Use “Wraparound Mortgages” to Improve Cash Flow by 50%
Two important strategies for real estate investors to improve cash flow are Long Term Lease To Own and Real Estate Contract. Real Estate Contract is a form of owner financing and can be structured even the Seller/Owner has an existing loan.
Wraparound mortgage also known as an all inclusive trust deed (AITD), commonly called a “wrap”. In a wrap-around mortgage transaction, the seller accepts a promissory note (or a contract for deed or land contract) from the buyer for the total amount of the purchase price less any down payment paid by the buyer. The new purchaser then makes monthly mortgage payments to the holder of the note, typically the seller, who in turn is responsible for making payments to the primary mortgage(s) on the property.
Usually this is a short term note with a 3-5 year balloon payment due. The promise behind this type of transaction is to allow the buyer time to obtain standard mortgage financing. Once the buyer is able to refinance the property all existing mortgages are paid in full.
One of the benefits, in addition to faster sale, quicker close, is that the seller often charges a higher interest rate than their existing mortgage to the buyers. This additional interest is called a spread and is interest income for the note holder. The interest income can usually range from 20% to 40% more than rental income. It greatly improves your bottom line compares to simply renting the property to a renter. Your cash flow can easily improve by more than 50% because the buyer typically will also pay for your property tax and insurance premium.
A due-on-sale clause requires that the entire mortgage balance is due if the home is sold. If mortgage payments are paid timely, lenders are not known to enforce this clause regularly, but buyers and sellers contemplating this type of transaction must be aware of all the risks.

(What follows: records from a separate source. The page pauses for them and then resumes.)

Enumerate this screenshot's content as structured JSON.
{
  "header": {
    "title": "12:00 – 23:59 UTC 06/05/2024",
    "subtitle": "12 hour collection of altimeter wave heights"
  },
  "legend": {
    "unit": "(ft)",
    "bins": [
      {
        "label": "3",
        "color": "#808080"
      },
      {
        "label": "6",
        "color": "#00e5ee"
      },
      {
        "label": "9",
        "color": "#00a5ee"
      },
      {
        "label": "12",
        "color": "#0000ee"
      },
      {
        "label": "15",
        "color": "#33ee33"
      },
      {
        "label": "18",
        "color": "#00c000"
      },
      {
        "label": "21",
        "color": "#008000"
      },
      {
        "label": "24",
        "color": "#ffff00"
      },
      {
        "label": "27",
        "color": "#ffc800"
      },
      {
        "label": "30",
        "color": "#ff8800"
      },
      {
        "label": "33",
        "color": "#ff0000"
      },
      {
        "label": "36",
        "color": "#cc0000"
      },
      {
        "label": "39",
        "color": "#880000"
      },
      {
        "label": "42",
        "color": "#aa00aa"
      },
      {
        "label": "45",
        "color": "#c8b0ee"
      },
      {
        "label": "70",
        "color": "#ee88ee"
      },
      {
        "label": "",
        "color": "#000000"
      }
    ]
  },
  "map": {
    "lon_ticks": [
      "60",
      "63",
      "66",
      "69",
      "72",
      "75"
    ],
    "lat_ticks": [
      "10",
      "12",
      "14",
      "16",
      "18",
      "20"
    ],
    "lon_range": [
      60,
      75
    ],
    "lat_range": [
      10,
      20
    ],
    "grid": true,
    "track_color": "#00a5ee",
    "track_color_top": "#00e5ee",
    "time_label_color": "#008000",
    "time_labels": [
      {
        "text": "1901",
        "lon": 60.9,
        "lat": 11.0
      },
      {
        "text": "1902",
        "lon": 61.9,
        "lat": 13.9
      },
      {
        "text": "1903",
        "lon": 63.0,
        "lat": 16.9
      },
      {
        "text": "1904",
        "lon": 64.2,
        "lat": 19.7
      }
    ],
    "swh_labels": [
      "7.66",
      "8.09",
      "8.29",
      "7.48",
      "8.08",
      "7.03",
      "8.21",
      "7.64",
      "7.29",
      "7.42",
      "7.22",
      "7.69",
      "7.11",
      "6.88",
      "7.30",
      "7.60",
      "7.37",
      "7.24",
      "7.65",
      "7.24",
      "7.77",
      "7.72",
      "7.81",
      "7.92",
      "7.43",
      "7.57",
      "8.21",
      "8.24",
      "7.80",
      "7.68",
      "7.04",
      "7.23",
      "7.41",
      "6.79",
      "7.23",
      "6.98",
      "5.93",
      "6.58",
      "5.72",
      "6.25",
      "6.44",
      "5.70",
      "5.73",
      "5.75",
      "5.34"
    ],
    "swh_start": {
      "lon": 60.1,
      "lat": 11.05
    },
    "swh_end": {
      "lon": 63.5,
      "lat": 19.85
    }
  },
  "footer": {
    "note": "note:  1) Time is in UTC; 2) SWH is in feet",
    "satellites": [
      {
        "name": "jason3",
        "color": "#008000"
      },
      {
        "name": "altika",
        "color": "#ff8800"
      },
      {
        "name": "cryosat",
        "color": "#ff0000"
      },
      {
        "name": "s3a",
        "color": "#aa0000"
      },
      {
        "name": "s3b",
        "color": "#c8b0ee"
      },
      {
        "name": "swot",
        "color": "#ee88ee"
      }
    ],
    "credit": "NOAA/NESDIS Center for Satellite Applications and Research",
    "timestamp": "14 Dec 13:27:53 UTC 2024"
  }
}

The best ways to alleviate such risk is to require the use of Escrow Company that collects payments from the buyer and disburse payments to the seller’s loan lender before any remaining balance been forwarded to the seller. This makes sure the first loan is paid on-time. It’s also very important to keep the seller as the insurance’s beneficiary instead of the buyer. Changing beneficiary on the insurance policy is one of the major reasons the lenders find out the wraparound mortgage. In the current real estate market though, as long as it’s a performing mortgage, the chance for a lender to call due on a loan is slim.